At the least, they had hoped that the process would allow the ventilation of the grounds for the impeachment and help draw public attention to the crimes of the Arroyo administration including its suppression of evidence and attempts at a systematic cover-up.

Thus while the impeachment process remained alive and the Opposition appeared to have an outside chance of getting the required 79 signatures, mass actions in the streets entered a period of relative quiescence. Less dramatic forms of protest and education efforts to explain the why, what and how of an impeachment proceeding occupied the time and efforts of various anti-GMA groups including the more militant ones.
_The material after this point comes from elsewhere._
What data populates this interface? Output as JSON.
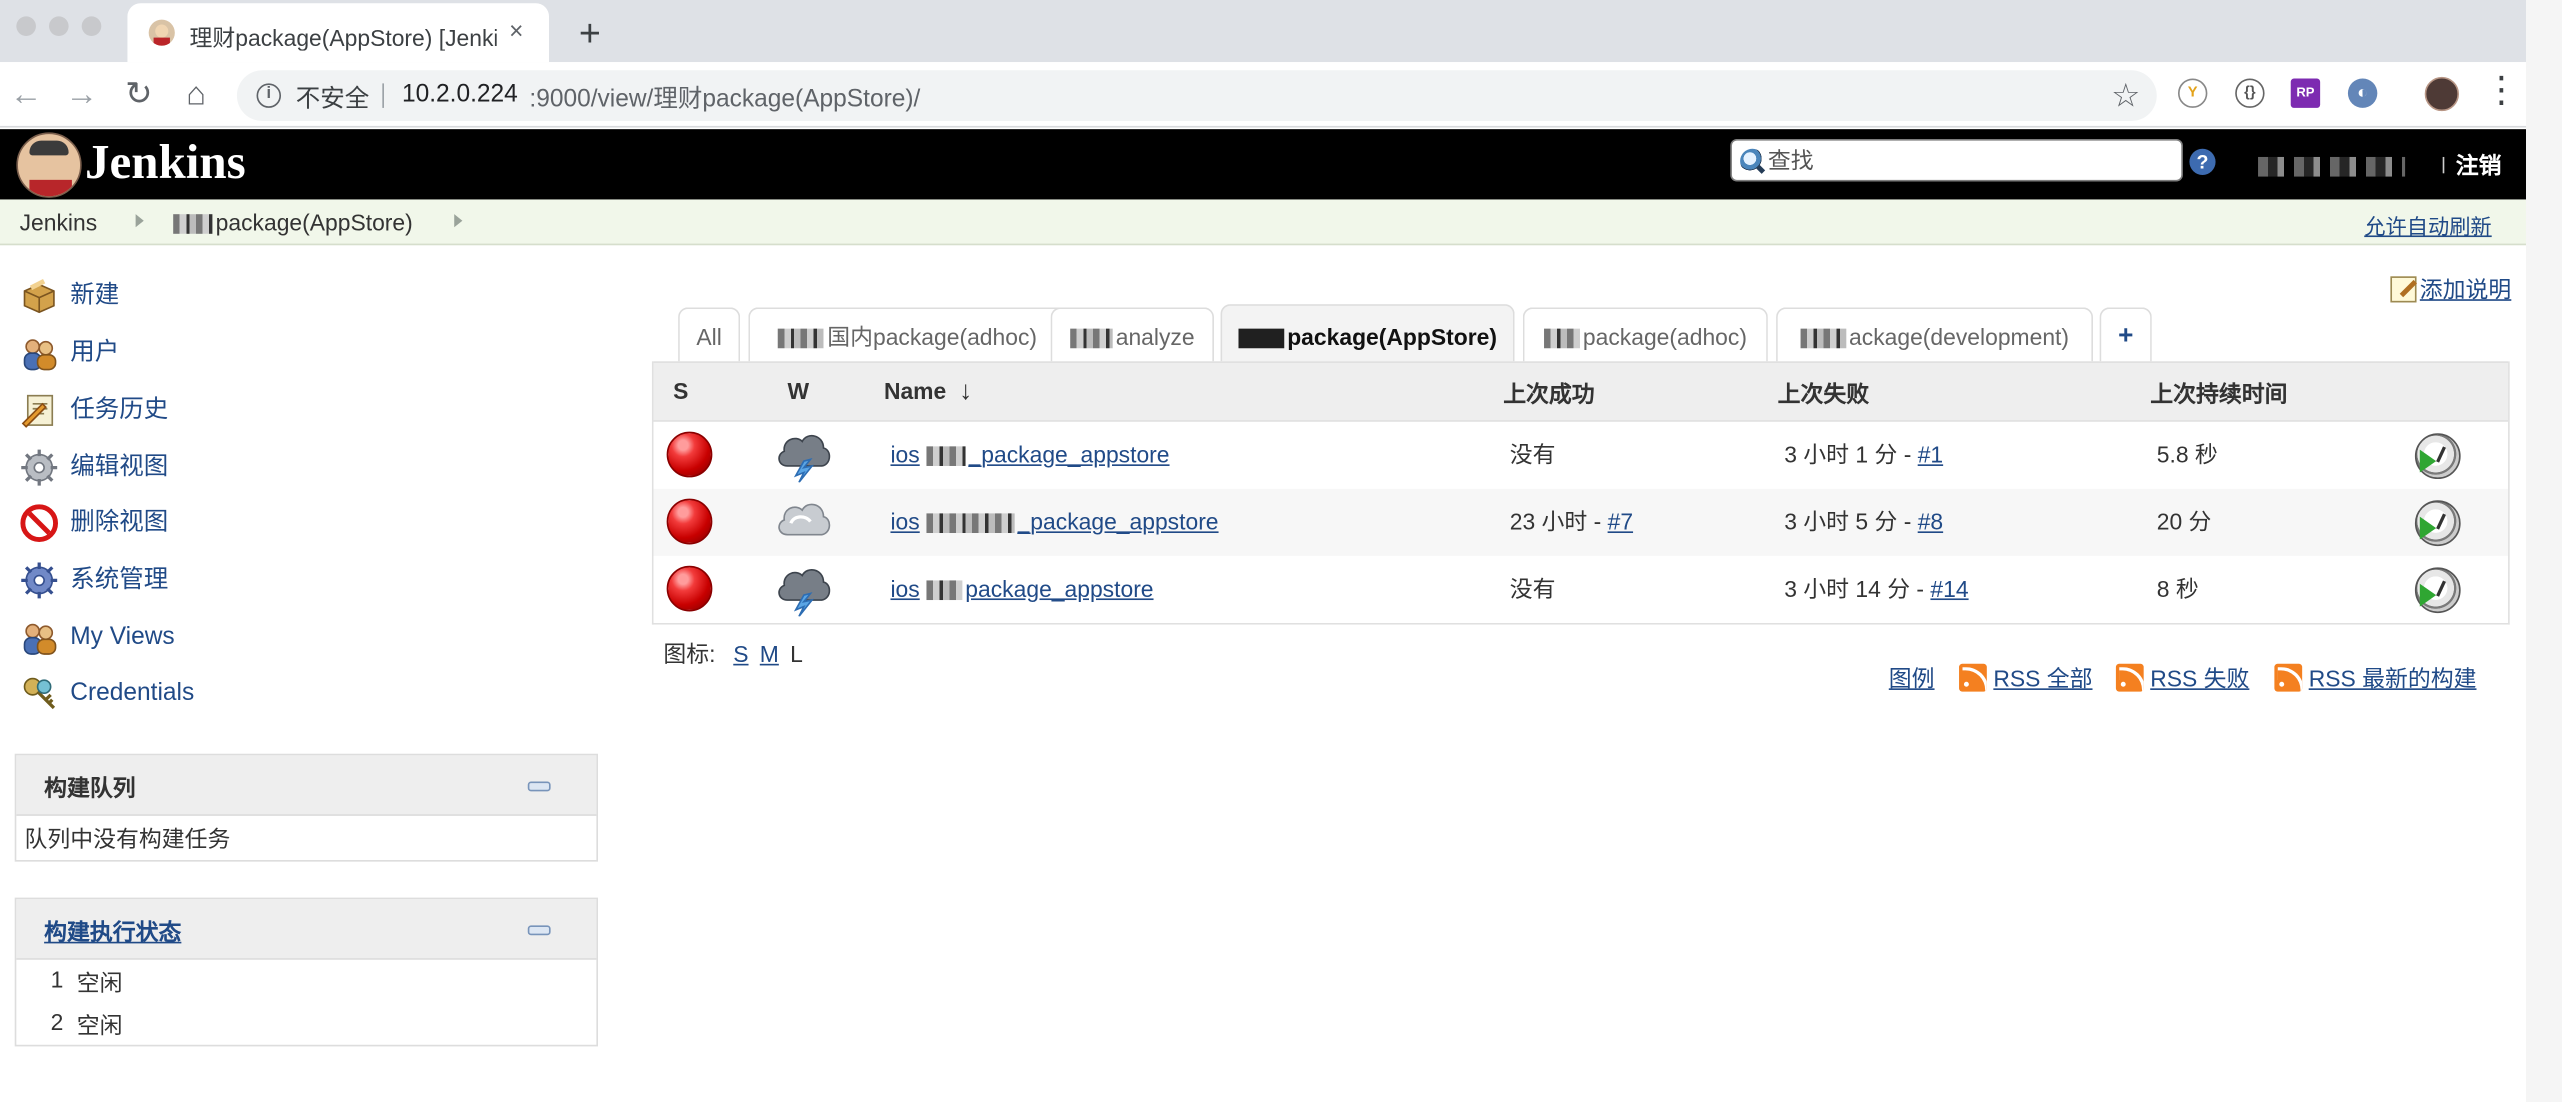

It did not take long to prove that Mrs. Arroyo’s challenge to the Opposition to impeach her was, from the beginning, a calculated move to douse cold water on street protests and draw the public, especially the wavering middle forces, to an arena of battle that it dominated if not controlled.

It was also a shrewd move to placate the CBCP, undecided sections of big business, restive groups in the military and police and even Mrs. Arroyo’s own allies who needed convincing that she would survive. It allayed their worst fears that the entire system would come falling down by providing a safe, “constitutional” avenue by which to resolve Arroyo’s worst crisis so far. She would be given a chance to redeem herself or be the sacrificial lamb if she fails in order to preserve the endangered status quo.
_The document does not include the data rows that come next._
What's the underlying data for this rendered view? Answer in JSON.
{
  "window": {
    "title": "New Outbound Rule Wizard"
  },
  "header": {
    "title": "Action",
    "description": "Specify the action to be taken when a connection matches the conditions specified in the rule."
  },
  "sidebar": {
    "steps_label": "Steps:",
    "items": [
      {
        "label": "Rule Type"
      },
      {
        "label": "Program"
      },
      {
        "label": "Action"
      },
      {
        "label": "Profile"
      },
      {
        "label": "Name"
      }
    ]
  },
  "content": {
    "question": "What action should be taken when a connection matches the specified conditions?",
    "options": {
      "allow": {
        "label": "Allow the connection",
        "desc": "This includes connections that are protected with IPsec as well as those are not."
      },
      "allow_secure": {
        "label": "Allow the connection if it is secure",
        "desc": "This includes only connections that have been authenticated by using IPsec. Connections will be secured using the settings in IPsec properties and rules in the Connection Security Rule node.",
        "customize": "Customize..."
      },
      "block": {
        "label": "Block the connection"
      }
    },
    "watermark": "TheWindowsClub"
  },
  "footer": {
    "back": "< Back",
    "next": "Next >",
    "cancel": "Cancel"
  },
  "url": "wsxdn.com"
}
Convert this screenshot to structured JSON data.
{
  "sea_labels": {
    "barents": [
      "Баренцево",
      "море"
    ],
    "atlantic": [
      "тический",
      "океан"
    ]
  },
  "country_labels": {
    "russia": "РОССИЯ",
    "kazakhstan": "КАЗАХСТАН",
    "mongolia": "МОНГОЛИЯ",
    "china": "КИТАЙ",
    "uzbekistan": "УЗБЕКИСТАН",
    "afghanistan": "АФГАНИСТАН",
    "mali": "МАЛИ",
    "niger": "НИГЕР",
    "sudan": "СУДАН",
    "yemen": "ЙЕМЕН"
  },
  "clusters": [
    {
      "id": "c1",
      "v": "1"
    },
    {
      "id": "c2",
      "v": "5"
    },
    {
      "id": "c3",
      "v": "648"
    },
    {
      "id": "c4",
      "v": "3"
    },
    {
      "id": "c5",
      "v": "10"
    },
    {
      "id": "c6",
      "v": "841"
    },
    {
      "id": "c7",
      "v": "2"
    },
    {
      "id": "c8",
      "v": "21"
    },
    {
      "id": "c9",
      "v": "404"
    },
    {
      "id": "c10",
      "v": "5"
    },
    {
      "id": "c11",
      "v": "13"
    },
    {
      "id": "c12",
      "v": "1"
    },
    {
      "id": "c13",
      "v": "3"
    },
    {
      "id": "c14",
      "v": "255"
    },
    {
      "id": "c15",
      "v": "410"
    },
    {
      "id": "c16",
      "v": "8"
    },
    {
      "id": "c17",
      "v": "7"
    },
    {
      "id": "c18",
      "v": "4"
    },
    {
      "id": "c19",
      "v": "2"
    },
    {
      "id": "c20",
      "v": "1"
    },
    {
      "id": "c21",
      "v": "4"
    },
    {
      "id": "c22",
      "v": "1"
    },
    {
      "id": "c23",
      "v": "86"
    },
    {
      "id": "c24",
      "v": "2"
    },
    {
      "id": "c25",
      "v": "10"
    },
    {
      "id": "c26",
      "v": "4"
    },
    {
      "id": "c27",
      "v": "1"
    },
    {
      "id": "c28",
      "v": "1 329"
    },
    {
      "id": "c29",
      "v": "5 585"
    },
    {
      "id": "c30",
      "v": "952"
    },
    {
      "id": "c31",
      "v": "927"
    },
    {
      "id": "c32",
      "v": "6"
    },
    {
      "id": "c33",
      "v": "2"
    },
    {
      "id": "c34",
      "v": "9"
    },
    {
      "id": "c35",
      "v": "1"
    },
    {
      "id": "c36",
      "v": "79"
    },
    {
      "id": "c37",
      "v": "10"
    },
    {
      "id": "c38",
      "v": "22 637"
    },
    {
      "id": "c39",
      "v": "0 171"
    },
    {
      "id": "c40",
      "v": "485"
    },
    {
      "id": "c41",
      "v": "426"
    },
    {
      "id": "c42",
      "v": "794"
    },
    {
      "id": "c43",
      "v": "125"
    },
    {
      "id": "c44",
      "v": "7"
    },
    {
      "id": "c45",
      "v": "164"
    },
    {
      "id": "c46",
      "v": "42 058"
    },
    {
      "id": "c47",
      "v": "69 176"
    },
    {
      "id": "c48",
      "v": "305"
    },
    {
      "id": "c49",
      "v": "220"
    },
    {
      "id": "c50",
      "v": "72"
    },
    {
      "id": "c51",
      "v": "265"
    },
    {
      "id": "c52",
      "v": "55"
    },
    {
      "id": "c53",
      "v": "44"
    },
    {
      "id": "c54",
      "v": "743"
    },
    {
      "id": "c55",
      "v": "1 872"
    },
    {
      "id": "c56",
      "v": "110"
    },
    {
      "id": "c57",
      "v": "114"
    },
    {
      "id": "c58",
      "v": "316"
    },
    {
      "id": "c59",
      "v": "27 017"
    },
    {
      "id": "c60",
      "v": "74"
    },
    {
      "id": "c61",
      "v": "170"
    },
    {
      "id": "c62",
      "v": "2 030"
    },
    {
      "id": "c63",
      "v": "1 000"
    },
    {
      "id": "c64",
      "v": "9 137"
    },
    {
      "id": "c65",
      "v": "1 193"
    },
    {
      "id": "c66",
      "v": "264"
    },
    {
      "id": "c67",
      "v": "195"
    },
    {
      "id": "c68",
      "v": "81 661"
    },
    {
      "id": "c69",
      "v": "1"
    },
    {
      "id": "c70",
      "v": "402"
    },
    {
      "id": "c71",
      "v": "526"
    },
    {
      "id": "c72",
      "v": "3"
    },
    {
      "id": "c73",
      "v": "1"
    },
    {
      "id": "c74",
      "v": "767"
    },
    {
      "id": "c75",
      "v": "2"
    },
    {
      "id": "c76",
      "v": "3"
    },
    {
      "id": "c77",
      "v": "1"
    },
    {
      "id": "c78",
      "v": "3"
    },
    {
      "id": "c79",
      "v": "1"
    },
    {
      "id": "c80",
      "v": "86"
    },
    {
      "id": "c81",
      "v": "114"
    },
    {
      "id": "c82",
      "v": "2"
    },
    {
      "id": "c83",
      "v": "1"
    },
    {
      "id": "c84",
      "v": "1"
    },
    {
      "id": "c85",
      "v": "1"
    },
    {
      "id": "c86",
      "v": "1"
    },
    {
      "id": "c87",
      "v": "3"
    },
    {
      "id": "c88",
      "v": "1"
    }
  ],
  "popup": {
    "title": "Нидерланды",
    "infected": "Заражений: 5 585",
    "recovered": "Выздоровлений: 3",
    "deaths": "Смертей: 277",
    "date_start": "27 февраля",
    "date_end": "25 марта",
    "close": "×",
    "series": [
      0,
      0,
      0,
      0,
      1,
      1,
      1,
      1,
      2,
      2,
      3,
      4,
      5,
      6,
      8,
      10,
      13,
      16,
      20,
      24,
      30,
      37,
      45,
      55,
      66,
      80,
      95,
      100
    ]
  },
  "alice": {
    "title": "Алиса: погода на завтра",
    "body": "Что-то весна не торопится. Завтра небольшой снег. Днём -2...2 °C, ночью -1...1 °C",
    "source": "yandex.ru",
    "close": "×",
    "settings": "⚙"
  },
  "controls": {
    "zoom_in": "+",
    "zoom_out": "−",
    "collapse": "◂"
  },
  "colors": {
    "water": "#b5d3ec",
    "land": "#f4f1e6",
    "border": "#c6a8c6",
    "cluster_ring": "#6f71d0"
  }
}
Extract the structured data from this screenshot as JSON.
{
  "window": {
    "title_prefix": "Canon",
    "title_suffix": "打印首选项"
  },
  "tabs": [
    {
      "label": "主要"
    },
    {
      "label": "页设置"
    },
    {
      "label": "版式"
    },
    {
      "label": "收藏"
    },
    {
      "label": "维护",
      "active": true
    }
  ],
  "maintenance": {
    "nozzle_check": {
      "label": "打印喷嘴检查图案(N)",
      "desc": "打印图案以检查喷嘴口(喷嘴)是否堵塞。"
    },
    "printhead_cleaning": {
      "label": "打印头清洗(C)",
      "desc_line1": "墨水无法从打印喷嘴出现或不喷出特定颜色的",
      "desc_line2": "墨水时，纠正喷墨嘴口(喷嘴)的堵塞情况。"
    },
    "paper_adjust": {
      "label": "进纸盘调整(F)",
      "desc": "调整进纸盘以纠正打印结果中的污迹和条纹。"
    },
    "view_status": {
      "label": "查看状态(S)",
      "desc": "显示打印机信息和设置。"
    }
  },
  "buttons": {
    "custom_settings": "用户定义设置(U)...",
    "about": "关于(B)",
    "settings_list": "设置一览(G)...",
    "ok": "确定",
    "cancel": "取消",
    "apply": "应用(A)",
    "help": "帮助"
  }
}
The only thing that surprised most everyone is the indecent haste with which the impeachment process was terminated and the undisguised machinations of both Malacanang and the FVR-de Venecia combine to ride roughshod on the so-called constitutional processes of a supposedly independent branch of government.

Thus the birth of the loose alliance called the Bukluran para sa Katotohanan last September 2, upon the initiative of the intrepid de La Salle brothers, which saw the coming together of Ms. Susan Roces and Mrs. Corazon Aquino, the anti-impeachment congressmen and the major anti-GMA organizations and alliances as well as personages, may have been too late to reverse the course of defeat in the uphill struggle to impeach GMA, but it presaged the forging of the broadest alliance so far calling for Mrs. Arroyo to step down.

More ominously for the Arroyo regime, the Bukluran immediately united on a plan to take to the streets in the dying hours of the impeachment proceeding in Congress. For the first time, Mrs. Aquino and Susan Roces marched, braving the dust, heat and inevitable jostling, as the demonstration of varied political hues advanced towards the Batasang Pambansa, providing unequivocal proof that the people’s voice cannot be confined to the arenas of the high and mighty.

Mrs. Arroyo adamantly refuses to heed calls for her resignation and has employed all the dirty, underhanded tricks to defeat the move to impeach her.

Once again, the people’s sovereign will must find expression and cause a regime rejected by the people, to depart unceremoniously -- that is, be ousted – by the power of a people united, gathered at the gates of Malacanang Palace, in overwhelming numbers.